What are your thoughts, what factors should be considered ?

I am getting fitted this weekend, so that might rule out one, but I dont expect that to be the case.

I also plan on testing some orbeas this weekend, as for the Tarmac local shop does not even have a 2006 tarmac (which would not even compare I think to the new 2007 model with new frame and carbon).

I would prefer stiffness over comfort, but not road jarring stiffness (like my current ride). 
I do want all carbon fiber, not interested in alum. with carbon.

Thanks for any advice or info you offer in advance.

Happy Rolling
Chris:thumbsup:


----------



## fire262 (Aug 29, 2006)

Just took delivery of my 2007 Opal and Love it! Stiff but can be made a little with a carbor stem and bars. I also applied a nice set of Mavic Ksryum ES wheels Dura Ace whole way around.

It is great climbing machine and sprinter out of the saddle. Above a three hour ride put a larger pad in your shorts.......my feedback only.........I LOVE IT!!!!


----------



## rollinrob (Dec 8, 2002)

You can get a great deal on the 06 Opal right now. I have one and absoluty love it. I only do 1 3 hour ride a week and the stiffness so far has not bothered me at all, it has made my climbing more enjoyable and the descending has been a blast on this stiff-go-to-where-you-point-it racing machine. My longest ride so far has been 75 miles, about 4 and a half hours. I did not really feel any unusual discomfort beside the pain in my legs... I have been very pleased with this purchase so far and would highly reccomend this bike to any one.


----------



## rcordray (Jul 30, 2006)

*Get the ORBEA!!!*

I too, stepped up from a Cannondale R1000 with Ultegra. I shopped and talked and read everything I could find, and ultimately purchased the '06 Opal with Sram Force and Mavic Ksyrium SL3's. Could not be more pleased. These bikes are awesome: superb climbers, descenders, rolleurs, you name it! I have no negative comments whatsoever. I also believe they are one of the best deals going. From my research, I feel I saved at least $800 over anything comparable out there. I paid $3999 for mine at Universal Cycles, Studio City, CA. I looked at Trek, C'Dale, Scott, Pinarello, Ibis, Specialized, Felt, Look, IF, Calfee, Giant, etc. and never saw any bike that could compete with the Orbea for the full package - components, wheels, frame, and looks!


----------



## c2m (Sep 1, 2006)

*Update*

Morning

So I paid a visit to the local Orbea dealer yesterday. 

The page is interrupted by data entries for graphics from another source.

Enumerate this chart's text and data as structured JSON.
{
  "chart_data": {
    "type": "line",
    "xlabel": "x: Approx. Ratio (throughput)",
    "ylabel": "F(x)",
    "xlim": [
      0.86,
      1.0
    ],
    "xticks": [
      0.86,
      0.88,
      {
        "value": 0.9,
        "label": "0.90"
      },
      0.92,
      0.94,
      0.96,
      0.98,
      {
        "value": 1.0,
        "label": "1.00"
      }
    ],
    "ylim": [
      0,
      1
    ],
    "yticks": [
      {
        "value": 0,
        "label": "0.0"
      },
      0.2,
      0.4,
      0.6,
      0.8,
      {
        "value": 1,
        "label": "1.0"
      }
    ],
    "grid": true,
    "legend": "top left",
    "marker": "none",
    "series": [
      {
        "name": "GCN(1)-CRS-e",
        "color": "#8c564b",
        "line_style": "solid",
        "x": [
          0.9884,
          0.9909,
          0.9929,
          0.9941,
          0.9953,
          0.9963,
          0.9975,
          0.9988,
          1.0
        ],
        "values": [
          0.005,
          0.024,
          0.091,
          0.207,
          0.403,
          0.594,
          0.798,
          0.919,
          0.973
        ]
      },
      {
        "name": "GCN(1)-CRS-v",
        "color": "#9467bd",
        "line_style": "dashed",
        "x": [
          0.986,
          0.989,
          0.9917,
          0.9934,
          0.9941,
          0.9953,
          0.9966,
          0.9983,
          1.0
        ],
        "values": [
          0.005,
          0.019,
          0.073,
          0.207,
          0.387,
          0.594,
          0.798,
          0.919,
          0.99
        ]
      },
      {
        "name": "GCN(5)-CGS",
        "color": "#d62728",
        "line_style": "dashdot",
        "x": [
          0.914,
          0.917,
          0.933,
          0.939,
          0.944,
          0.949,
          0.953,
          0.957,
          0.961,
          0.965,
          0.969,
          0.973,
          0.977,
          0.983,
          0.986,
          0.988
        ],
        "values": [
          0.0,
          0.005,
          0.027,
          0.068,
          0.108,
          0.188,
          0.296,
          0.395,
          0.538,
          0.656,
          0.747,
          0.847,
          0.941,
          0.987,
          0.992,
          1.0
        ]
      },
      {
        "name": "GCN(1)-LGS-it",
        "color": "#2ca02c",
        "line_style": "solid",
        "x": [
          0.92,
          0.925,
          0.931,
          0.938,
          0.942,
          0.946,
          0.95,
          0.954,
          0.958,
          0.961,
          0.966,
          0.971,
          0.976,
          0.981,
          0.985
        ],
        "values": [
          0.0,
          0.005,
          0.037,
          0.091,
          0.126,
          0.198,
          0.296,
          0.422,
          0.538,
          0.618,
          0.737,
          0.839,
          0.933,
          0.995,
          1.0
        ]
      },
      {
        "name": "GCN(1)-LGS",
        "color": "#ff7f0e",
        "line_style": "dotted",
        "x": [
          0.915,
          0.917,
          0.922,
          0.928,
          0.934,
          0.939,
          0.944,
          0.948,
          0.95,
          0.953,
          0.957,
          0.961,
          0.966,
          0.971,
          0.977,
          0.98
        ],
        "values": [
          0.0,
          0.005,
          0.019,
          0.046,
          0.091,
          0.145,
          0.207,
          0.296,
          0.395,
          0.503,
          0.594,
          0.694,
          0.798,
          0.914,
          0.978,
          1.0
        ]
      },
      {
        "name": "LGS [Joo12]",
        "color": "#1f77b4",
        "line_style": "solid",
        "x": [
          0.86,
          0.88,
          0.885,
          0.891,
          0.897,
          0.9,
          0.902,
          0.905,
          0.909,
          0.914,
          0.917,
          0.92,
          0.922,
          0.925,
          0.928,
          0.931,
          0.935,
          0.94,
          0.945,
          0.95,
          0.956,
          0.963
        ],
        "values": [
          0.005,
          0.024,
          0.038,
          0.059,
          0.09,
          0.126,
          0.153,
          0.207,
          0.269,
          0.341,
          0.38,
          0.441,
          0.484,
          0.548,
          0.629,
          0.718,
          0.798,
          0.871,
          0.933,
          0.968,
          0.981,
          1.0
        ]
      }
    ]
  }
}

My impressions of the shop were very good, most of our other shops focus on volume this one seemed to focus on quality of service and goods offered. They were very attentive to me and other customers that came through the door. I also noted several folks bringing in big time $$ bikes (like C50) for tune ups, etc.

I rode a few different bikes, onix, opal, carbon soloist, and Kestrel. They were all nice bikes.

The two biggest take aways for me from testing.

1) I expected the onix to feel a little flexy. I guess I am not as strong or as fast as the old days because the onix seemed fine. I could tell a difference between the opal and onix, but the onix still seemed fine. I had to really crank down on it to get any feeling of flex, and some of that could have been from the cheaper wheels on it.

2) The opal I rode was set up with SRAM Force. I think while I was riding it I was more focused on the SRAM than the bike. I did not spend a lot of time on it, but I was impressed with the shifting and comfort of the shifters. I had anticipated some issues with it, just because it was different and I would not be use to it. I had no issues, the shifts were crisp. Overall I was impressed with it enough, that if I end up with Orbea it will be built with SRAM instead of shimano. Heck if I am going to buy something like Orbea, why not continue that trend of being different with the parts as well.


The question I think I will need to answer is,

Do I want Onix with really nice parts and wheels (assuming 06 model is available)?

or

Would I be better off with an Opal and maybe something like SRAM Rival parts that I could always upgrade later ?

First reaction is spend the money on the frame not that the parts. Although if the Onix was fine, which I felt it was, why not take it with real nice parts and wheels.

I will post more later on.


----------



## Fignon's Barber (Mar 2, 2004)

rollinrob said:


> You can get a great deal on the 06 Opal right now..


 what do you think is best price, right now, for an '06 opal frame/fork? I called around yesterday, and results varied, to say the least.


----------



## rcordray (Jul 30, 2006)

I still believe you can do a little better on the price for an Opal w/ Sram Force. Not sure what part of the country you're from, but I found better deals than $4400 in Los Angeles. I.Martin Imports (part of the "Helen's" chain) offered the '07 Opal/Force for $4199. I took this price to my LBS, Universal Cycles, and they agreed to match it. But, that was for the '07. The shop owner, Owen, then showed me a silver/black '06. I liked the '06 paint job more - it has more subtle graphics. He offerred this built up w/ Sram and SL3's for $3999. Hooked, I whipped out the plastic. Another nice touch - Owen took my old Cannondale R1000/Ultegra and e-bayed it for me. He charged a small service fee for this, to cover packing/shipping, but I was happy not to have to do it myself.


----------



## c2m (Sep 1, 2006)

*Another one joins Orbea*

Well say hello to the latest member of the Orbea family.

I placed my order today for 2006 blue Opal with Sram Rival. The Force group would have been nice just could not justify spending almost another $1K for it. I do think like others have said, if you live close to 2 or more Orbea dealers you could get Opal w/ Force around $4K right now if you push the issue.


If lucky I may have it by the weekend.


----------